The suffering of women is a tried and true theme that is ever present in Ugetsu Monogatari when the war encroaches on their once peaceful lives. A potter's spouse (Kinuyo Tanaka) is killed at the time her husband is being led astray by a malicious spirit that presents itself in the incarnation of a strikingly beautiful aristocratic woman. (Machiko Kyo) A farmer's wife then becomes a prostitute  when her husband goes seeking glory and recognition as a poser samurai. The fantastical and elements of the supernatural are interspersed effectively with the detailed re-creation of sixteenth century life.


In Sansho Dayu - an entire aristocratic family is disrupted but eventually the son finds his mother ( Kinuyo Tanaka, how ubiquitous was she)? again. She has now become a superannuated prostitute, enfeebled and blind.

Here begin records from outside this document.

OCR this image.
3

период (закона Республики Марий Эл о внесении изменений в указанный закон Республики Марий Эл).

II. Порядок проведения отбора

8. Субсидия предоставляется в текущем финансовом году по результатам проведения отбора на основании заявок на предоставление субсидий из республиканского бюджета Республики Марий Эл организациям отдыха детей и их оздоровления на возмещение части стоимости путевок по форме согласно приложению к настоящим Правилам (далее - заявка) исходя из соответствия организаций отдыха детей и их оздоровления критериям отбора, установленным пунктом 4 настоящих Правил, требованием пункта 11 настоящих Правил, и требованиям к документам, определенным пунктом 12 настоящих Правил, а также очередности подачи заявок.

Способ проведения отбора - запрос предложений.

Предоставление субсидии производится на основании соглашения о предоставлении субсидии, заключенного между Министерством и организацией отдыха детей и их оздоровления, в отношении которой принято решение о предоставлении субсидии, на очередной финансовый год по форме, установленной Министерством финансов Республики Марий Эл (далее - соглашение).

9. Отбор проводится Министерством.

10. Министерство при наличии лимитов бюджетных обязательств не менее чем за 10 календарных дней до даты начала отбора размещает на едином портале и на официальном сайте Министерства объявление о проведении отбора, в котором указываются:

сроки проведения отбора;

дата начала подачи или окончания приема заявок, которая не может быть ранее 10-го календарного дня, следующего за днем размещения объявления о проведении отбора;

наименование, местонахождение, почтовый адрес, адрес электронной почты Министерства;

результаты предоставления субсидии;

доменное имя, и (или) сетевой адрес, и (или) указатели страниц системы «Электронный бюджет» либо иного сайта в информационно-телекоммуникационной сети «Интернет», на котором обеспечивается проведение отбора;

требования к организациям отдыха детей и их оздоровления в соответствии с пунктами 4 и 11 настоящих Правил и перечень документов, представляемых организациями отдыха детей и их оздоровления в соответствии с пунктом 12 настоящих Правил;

In The Crucified Lovers, a bourgeois woman is spuriously accused of being adulterous with a servant but then actually falls in love with him before they both tragically succumb. Mizoguchi's last phase took in a new creative angle of experimentation - the use of color in Yokihi (Princess Yang Kwai-fei 1955) and Shin Heike Monagaturi (1955) The former, despite a winning performance from Machiko Kyo, has a slightly indecisive tone ( mainly due to Mizoguchi's difficulties with the film's Hong Kong co-producers), but Shin Heike Monagatari, was a major accomplishment. A complex study of the filial allegiances and religious impasse, it's arresting images shot by Mizoguchi's right hand cameraman, the incomparable Miyagawa, would make it rueful that he never lived long enough to continue the experiments in color, wide screen and 70mm film. The film also proved Mizoguchi's ability, when required, to be a shrewd, swift, economical action director.


Mizoguchi was, in the best sense, the most regal of directors, facile, adaptive, effects played no part in his artistic make-up. He was inexhaustibly exploring, refining, and cultivating a cinematic language to which he alone would possess the key.